Le président Trump, confronté aux désordres civils les plus graves de son mandat, a accusé son rival démocrate à la présidentielle de novembre, Joe Biden, d'oeuvrer à la sortie de prison des fauteurs de troubles. Les forces de l'ordre ont procédé à des milliers d'interpellations. 

M. Biden, le visage couvert d'un masque, s'est lui rendu lundi dans l'église d'une paroisse noire de son Etat du Delaware pour y rencontrer des responsables locaux. 

L'ancien vice-président de Barack Obama compte sur cet électorat pour remporter la Maison Blanche. Une réserve d'électeurs qui a appris à scander "Black Lives Matter" ("La vie des Noirs compte") et "I can't breathe" ("Je ne peux pas respirer"), les derniers mots de M. Floyd.

Balles en caoutchouc

L'agent Derek Chauvin, qui a été inculpé d'homicide involontaire, doit comparaître le 8 juin devant un tribunal.

Pas de quoi espérer donc une baisse immédiate de la tension ambiante, d'autant que cette même semaine prochaine seront célébrées les obsèques de George Floyd, au Texas.

"Nous avons des enfants noirs, des frères noirs, des amis noirs, nous ne voulons pas qu'ils meurent. Nous sommes fatigués que ça se répète, cette génération ne se laissera pas faire. Nous en avons assez de l'oppression", a expliqué à l'AFP Muna Abdi, une manifestante noire de 31 ans à Saint-Paul, capitale du Minnesota.

L'émotion a dépassé les frontières des Etats-Unis.

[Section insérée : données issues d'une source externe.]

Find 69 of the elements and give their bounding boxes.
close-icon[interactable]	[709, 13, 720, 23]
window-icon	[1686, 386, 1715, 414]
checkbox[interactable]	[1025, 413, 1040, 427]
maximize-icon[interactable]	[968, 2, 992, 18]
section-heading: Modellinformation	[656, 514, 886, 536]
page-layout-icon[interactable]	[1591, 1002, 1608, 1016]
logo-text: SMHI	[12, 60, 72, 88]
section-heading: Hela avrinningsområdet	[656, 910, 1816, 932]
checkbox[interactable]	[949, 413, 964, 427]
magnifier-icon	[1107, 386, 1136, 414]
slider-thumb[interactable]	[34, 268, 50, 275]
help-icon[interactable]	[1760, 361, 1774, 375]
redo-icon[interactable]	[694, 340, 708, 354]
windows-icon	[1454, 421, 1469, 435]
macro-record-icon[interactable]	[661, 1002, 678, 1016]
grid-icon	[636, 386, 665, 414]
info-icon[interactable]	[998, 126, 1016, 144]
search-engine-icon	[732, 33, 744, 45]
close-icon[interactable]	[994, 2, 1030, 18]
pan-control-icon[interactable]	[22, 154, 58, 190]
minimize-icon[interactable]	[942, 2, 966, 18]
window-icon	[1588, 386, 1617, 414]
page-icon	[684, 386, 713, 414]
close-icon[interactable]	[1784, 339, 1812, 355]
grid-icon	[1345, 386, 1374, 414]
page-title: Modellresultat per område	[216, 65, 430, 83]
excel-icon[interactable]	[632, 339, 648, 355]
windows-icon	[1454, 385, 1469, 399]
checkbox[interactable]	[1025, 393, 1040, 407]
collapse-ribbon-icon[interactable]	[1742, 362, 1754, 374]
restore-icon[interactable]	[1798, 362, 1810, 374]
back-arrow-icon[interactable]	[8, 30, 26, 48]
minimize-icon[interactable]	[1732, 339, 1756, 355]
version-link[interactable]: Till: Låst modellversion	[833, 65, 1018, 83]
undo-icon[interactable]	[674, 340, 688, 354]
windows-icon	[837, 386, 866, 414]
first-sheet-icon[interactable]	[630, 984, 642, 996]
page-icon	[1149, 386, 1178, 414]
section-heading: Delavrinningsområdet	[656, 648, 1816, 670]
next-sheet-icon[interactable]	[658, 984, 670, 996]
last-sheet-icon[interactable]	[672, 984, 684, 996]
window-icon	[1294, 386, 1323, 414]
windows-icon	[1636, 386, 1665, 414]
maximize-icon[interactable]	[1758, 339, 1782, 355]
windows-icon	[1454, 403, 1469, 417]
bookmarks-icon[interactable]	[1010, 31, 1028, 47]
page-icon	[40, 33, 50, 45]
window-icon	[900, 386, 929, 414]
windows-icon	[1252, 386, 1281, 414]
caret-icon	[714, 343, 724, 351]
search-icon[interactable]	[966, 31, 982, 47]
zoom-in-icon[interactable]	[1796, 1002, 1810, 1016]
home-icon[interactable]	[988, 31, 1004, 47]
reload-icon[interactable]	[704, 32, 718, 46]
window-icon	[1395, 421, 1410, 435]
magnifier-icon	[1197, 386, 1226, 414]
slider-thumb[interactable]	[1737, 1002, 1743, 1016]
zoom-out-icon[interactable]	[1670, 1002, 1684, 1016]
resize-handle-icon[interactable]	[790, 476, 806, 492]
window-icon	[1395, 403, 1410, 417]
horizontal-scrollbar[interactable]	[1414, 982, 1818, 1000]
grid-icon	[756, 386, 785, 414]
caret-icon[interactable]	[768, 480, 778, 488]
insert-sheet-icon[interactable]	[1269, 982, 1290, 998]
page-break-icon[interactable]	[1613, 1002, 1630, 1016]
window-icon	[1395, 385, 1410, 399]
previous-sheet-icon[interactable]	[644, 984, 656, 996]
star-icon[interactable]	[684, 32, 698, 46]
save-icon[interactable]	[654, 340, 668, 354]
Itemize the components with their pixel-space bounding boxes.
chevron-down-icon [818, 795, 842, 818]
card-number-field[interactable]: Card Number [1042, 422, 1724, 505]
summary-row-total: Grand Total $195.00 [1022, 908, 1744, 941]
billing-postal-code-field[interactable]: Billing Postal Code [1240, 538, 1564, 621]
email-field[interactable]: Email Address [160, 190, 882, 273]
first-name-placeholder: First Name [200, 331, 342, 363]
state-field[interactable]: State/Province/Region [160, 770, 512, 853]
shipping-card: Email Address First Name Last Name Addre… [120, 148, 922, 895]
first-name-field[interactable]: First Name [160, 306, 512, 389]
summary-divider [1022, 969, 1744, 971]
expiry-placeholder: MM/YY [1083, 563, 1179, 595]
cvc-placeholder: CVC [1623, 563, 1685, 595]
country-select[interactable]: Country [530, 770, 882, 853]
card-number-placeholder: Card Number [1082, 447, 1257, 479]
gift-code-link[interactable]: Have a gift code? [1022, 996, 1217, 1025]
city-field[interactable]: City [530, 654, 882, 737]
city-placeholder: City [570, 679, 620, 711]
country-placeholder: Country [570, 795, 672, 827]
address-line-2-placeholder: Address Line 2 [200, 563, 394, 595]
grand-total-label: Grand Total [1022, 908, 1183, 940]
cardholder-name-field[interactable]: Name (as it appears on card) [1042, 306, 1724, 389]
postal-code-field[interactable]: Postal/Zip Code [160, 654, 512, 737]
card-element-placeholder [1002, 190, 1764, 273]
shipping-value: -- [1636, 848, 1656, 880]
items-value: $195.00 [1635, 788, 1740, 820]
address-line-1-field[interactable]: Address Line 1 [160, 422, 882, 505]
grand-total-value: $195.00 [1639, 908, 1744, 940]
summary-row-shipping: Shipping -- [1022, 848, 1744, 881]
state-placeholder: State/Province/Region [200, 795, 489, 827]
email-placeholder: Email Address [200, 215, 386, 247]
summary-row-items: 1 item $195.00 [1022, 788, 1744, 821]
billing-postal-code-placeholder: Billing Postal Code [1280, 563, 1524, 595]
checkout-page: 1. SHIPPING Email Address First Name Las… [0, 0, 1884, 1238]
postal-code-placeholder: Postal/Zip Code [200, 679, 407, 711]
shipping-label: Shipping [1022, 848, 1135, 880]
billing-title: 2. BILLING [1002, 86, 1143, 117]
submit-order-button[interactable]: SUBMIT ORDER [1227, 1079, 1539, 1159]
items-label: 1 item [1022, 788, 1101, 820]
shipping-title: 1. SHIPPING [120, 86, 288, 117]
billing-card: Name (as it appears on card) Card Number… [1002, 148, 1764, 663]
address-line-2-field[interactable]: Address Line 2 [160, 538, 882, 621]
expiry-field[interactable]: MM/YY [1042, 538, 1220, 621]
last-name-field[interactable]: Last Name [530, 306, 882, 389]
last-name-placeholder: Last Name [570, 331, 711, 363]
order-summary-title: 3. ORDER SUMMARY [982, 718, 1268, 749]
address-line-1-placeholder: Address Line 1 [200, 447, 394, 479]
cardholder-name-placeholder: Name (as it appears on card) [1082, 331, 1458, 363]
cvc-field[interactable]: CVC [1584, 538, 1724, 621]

Des manifestations contre les brutalités policières et le racisme aux Etats-Unis ont aussi eu lieu durant le week-end en Grande-Bretagne, en Allemagne ou au Canada et lundi en Nouvelle-Zélande. Lundi toujours, des milliers de personnes se sont rassemblées à Dublin et Amsterdam.

Les rivaux des Etats-Unis dans le monde, Chine et Iran en tête, n'ont eux pas laissé passer l'occasion de critiquer Washington. Pékin a notamment dénoncé la "maladie chronique" du racisme aux Etats-Unis.